As most have seen, it's incredibly hard. If you try to nail it be prepared for heartache from splits unless you predrill the holes to almost perfect nail diameter. The older and more cured the wood the worse it is. On the flip side, it handles a close thread screw extremely well, though you can forget about driving a screw into the wood without splitting the wood or stripping the screw-head, unless you drill the hole sufficiently deep and sufficiently wide.

As far as cross-cut chipping goes, this is not a problem if you use a new, sharp and very high speed blade, and the wood is guided correctly.

To finish, I usually sand to 180/220 and then due to the darkening, just finish using a clear finishing sealer (the best one here is made by Bona, and is called Clear Nitro 5200) and then sand each coat to a finish with 360 grade. The finish after 3-4 coats is incredible, and very durable. Never seen a bug have a chance on this wood. To my mind it is one of the most beautiful furniture woods in existence.

I think in general using stains (it is virtually never stained down here), may cause heartache due to the color changes in the wood over time - you may end up with something darker and different to what you expect.

I never use a gloss finish on this wood, but that is a personal preference.

Down here it is the rolls royce of cabinet making wood. There are of course other more exotic woods but not nearly as popular or as available. Jatoba is relatively a very expensive wood here, though what we pay for it and what you pay for it is quite funny, when you do a comparison to the USA. Obviously much cheaper here.


----------



## woodandglass (Oct 5, 2010)

My husband is making all of our kitchen cabinets and he has already completed all of our bathroom vanities out of jatoba.
I live in the Caribbean where humidity is high, I was reading the last post about Brazilian finishes. What is there in the US for finishes that would be appropriate for Jatoba. I originally thought an oil finish but now I am rethinking that. We like a non-gloss finish. Any suggestions? The wood has dulled many of his tools, especially the planar knives but it is gorgeous wood. I like it much better than mahogany!


----------



## grandpoobbaugh (Jun 25, 2009)

I tested finishes on a scrap of wood using my "two days under a wet glass" method. It is amazing the differences in products. I ultimately used a urathane product which I diluted. I think that the dilution helps it penetrate. After each coat, I wiped it off so that the finished finish still showed the grain.

To season the wood, I put it outside in the Sun to get a nice rich color. Not a good idea. It got rained on and dewed on. When installed, the sanding took the color back to the original and it shrunk slightly. However, the nice seasoned color returned almost immediately, even inside. (Thus, my original question became moot!)

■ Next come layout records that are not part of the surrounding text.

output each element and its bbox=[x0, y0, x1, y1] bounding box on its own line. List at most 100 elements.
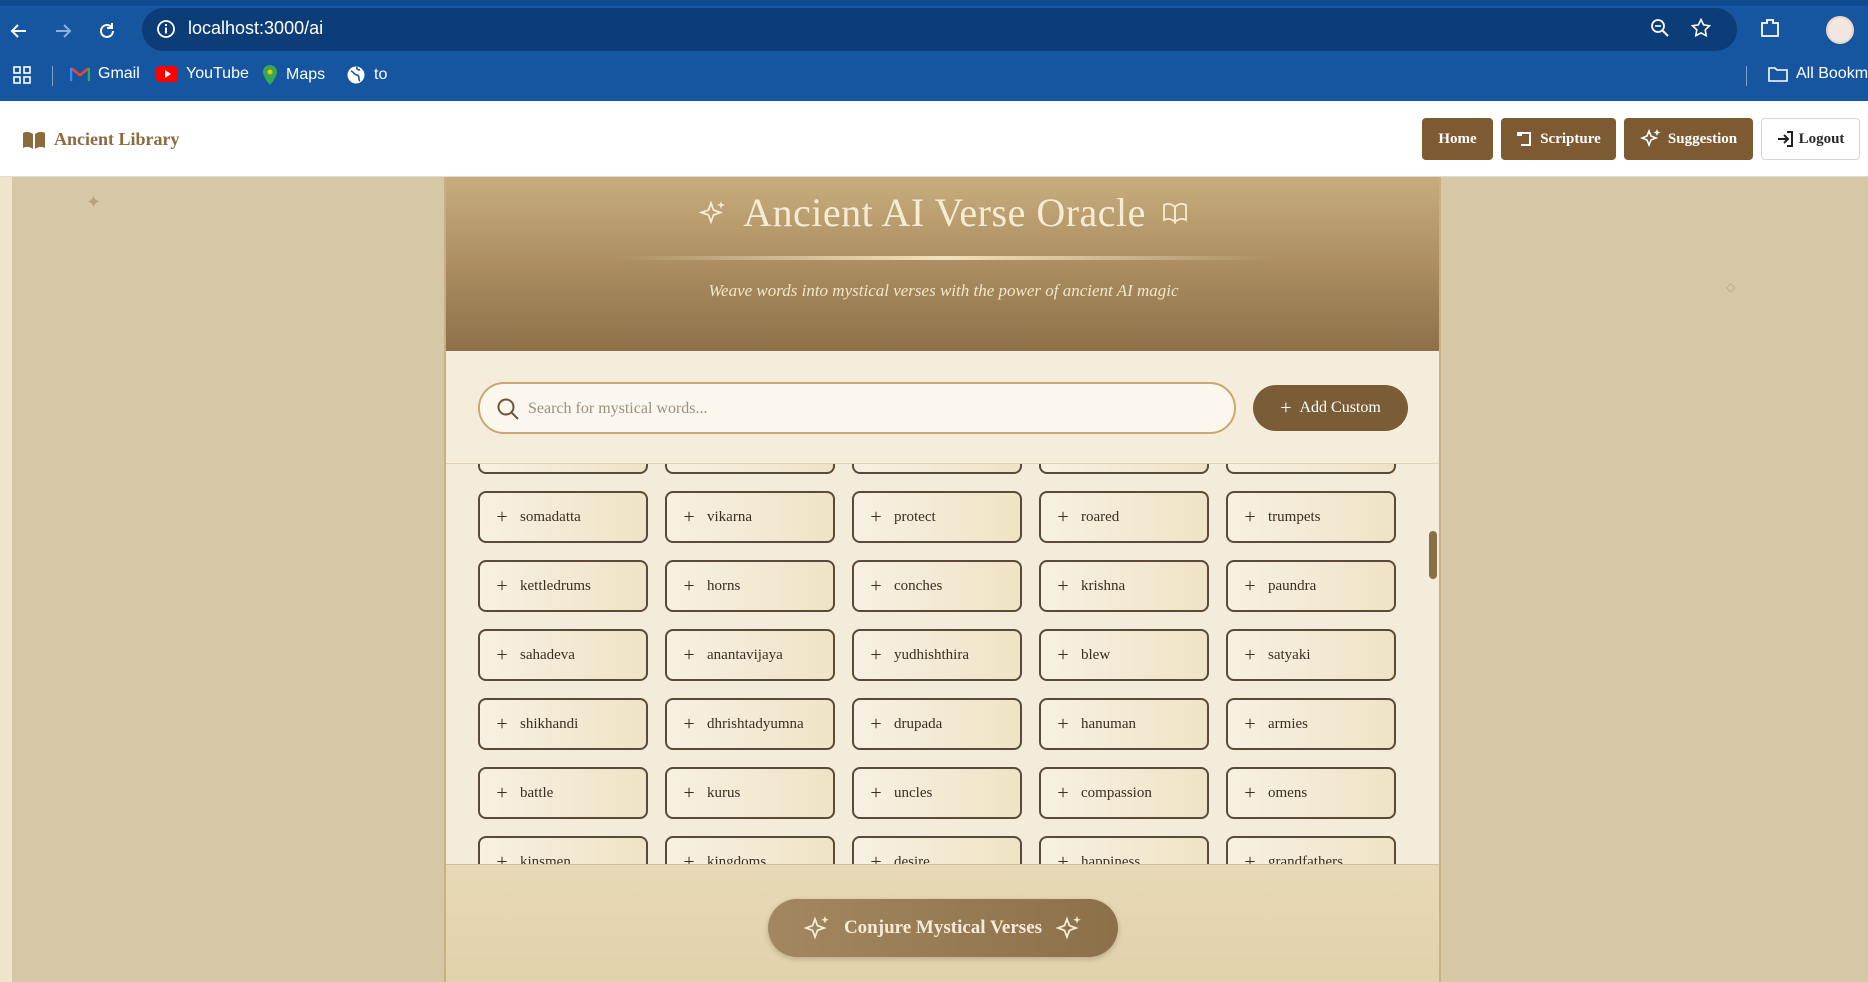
word-chip[interactable]: + sahadeva bbox=[478, 629, 648, 681]
apps-grid-icon[interactable] bbox=[12, 65, 32, 85]
search-field[interactable] bbox=[478, 382, 1236, 434]
word-chip[interactable]: + bbox=[478, 464, 648, 474]
word-chip[interactable]: + desire bbox=[852, 836, 1022, 864]
plus-icon: + bbox=[870, 506, 882, 528]
app-header: Ancient Library Home Scripture Suggestio… bbox=[0, 101, 1868, 177]
plus-icon: + bbox=[1244, 713, 1256, 735]
conjure-label: Conjure Mystical Verses bbox=[843, 917, 1043, 938]
word-row: + sahadeva + anantavijaya + yudhishthira + b… bbox=[478, 629, 1398, 681]
nav-scripture-label: Scripture bbox=[1540, 130, 1601, 147]
zoom-icon[interactable] bbox=[1650, 18, 1670, 43]
bookmark-youtube[interactable]: YouTube bbox=[156, 65, 249, 83]
word-row: + battle + kurus + uncles + compassion + omen… bbox=[478, 767, 1398, 819]
nav-home-button[interactable]: Home bbox=[1422, 118, 1493, 160]
word-chip[interactable]: + grandfathers bbox=[1226, 836, 1396, 864]
word-label: horns bbox=[707, 577, 741, 594]
plus-icon: + bbox=[496, 782, 508, 804]
logout-button[interactable]: Logout bbox=[1761, 118, 1860, 160]
word-label: battle bbox=[520, 784, 554, 801]
word-chip[interactable]: + kurus bbox=[665, 767, 835, 819]
word-label: protect bbox=[894, 508, 936, 525]
word-chip[interactable]: + satyaki bbox=[1226, 629, 1396, 681]
bookmark-gmail[interactable]: Gmail bbox=[70, 65, 140, 83]
word-chip[interactable]: + happiness bbox=[1039, 836, 1209, 864]
word-chip[interactable]: + trumpets bbox=[1226, 491, 1396, 543]
plus-icon: + bbox=[870, 575, 882, 597]
plus-icon: + bbox=[683, 506, 695, 528]
word-chip[interactable]: + conches bbox=[852, 560, 1022, 612]
url-text[interactable]: localhost:3000/ai bbox=[188, 18, 323, 39]
bookmark-label: Gmail bbox=[98, 65, 140, 82]
word-chip[interactable]: + hanuman bbox=[1039, 698, 1209, 750]
word-chip[interactable]: + blew bbox=[1039, 629, 1209, 681]
nav-suggestion-button[interactable]: Suggestion bbox=[1624, 118, 1753, 160]
logout-icon bbox=[1777, 131, 1793, 147]
conjure-verses-button[interactable]: Conjure Mystical Verses bbox=[768, 899, 1118, 957]
oracle-panel: Ancient AI Verse Oracle Weave words into… bbox=[444, 177, 1441, 982]
bookmark-star-icon[interactable] bbox=[1690, 17, 1712, 43]
search-input[interactable] bbox=[526, 396, 1220, 422]
word-chip[interactable]: + kingdoms bbox=[665, 836, 835, 864]
word-label: satyaki bbox=[1268, 646, 1311, 663]
brand-logo[interactable]: Ancient Library bbox=[22, 129, 180, 150]
back-icon[interactable] bbox=[2, 14, 36, 48]
bookmark-to[interactable]: to bbox=[346, 65, 387, 85]
word-chip[interactable]: + roared bbox=[1039, 491, 1209, 543]
word-row: + shikhandi + dhrishtadyumna + drupada + han… bbox=[478, 698, 1398, 750]
profile-avatar[interactable] bbox=[1826, 16, 1854, 44]
all-bookmarks[interactable]: All Bookmarks bbox=[1768, 65, 1868, 83]
word-chip[interactable]: + yudhishthira bbox=[852, 629, 1022, 681]
address-bar[interactable]: localhost:3000/ai bbox=[142, 8, 1737, 51]
word-chip[interactable]: + armies bbox=[1226, 698, 1396, 750]
site-info-icon[interactable] bbox=[156, 19, 176, 44]
extensions-icon[interactable] bbox=[1758, 16, 1782, 45]
word-chip[interactable]: + bbox=[665, 464, 835, 474]
plus-icon: + bbox=[1244, 851, 1256, 864]
word-chip[interactable]: + horns bbox=[665, 560, 835, 612]
word-grid-scroll[interactable]: + + + + + + somadatta + vikarna + protect +… bbox=[446, 464, 1439, 864]
plus-icon: + bbox=[683, 851, 695, 864]
word-label: happiness bbox=[1081, 853, 1141, 865]
word-chip[interactable]: + krishna bbox=[1039, 560, 1209, 612]
word-chip[interactable]: + battle bbox=[478, 767, 648, 819]
word-grid-scrollbar[interactable] bbox=[1429, 531, 1437, 579]
word-label: hanuman bbox=[1081, 715, 1136, 732]
word-chip[interactable]: + bbox=[1039, 464, 1209, 474]
nav-scripture-button[interactable]: Scripture bbox=[1501, 118, 1616, 160]
add-custom-button[interactable]: + Add Custom bbox=[1253, 385, 1408, 431]
word-chip[interactable]: + omens bbox=[1226, 767, 1396, 819]
oracle-title-row: Ancient AI Verse Oracle bbox=[446, 189, 1439, 236]
word-chip[interactable]: + somadatta bbox=[478, 491, 648, 543]
word-chip[interactable]: + kinsmen bbox=[478, 836, 648, 864]
word-chip[interactable]: + protect bbox=[852, 491, 1022, 543]
reload-icon[interactable] bbox=[90, 14, 124, 48]
plus-icon: + bbox=[496, 644, 508, 666]
word-chip[interactable]: + compassion bbox=[1039, 767, 1209, 819]
bookmark-maps[interactable]: Maps bbox=[262, 65, 325, 85]
search-icon bbox=[496, 397, 520, 426]
word-row: + kinsmen + kingdoms + desire + happiness + g… bbox=[478, 836, 1398, 864]
word-chip[interactable]: + shikhandi bbox=[478, 698, 648, 750]
scroll-icon bbox=[1517, 132, 1532, 146]
word-label: kettledrums bbox=[520, 577, 591, 594]
plus-icon: + bbox=[683, 575, 695, 597]
plus-icon: + bbox=[870, 851, 882, 864]
plus-icon: + bbox=[870, 644, 882, 666]
forward-icon[interactable] bbox=[46, 14, 80, 48]
word-chip[interactable]: + bbox=[1226, 464, 1396, 474]
word-label: desire bbox=[894, 853, 930, 865]
word-chip[interactable]: + paundra bbox=[1226, 560, 1396, 612]
nav-suggestion-label: Suggestion bbox=[1667, 130, 1738, 147]
word-chip[interactable]: + anantavijaya bbox=[665, 629, 835, 681]
word-chip[interactable]: + vikarna bbox=[665, 491, 835, 543]
word-chip[interactable]: + bbox=[852, 464, 1022, 474]
tab-strip bbox=[0, 0, 1868, 6]
word-chip[interactable]: + drupada bbox=[852, 698, 1022, 750]
word-chip[interactable]: + kettledrums bbox=[478, 560, 648, 612]
word-chip[interactable]: + uncles bbox=[852, 767, 1022, 819]
bookmarks-divider bbox=[52, 66, 53, 86]
bookmark-label: to bbox=[374, 66, 388, 83]
word-label: krishna bbox=[1081, 577, 1126, 594]
word-chip[interactable]: + dhrishtadyumna bbox=[665, 698, 835, 750]
maps-icon bbox=[263, 65, 277, 85]
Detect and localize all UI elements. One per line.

Great choice. Mahogony is nowhere near as nice.

Bill


----------



## SFNewbie (May 14, 2018)

I like this old thread discussing the use of Jatoba - I recently came across some cheap Jatoba flooring - 6 inch wide boards and I've been having a ton of trouble trying to mill it - its so dense and hard.
Planning to finish with Watco Danish Oil which is partly Boiled Linseed Oil - although I have some pure BLO that I can use instead if that would be a better oil finish.


----------



## JoeLyddon (Apr 22, 2007)

It's wonderful wood.. I think you have to wipe the oil off of it before gluing…


----------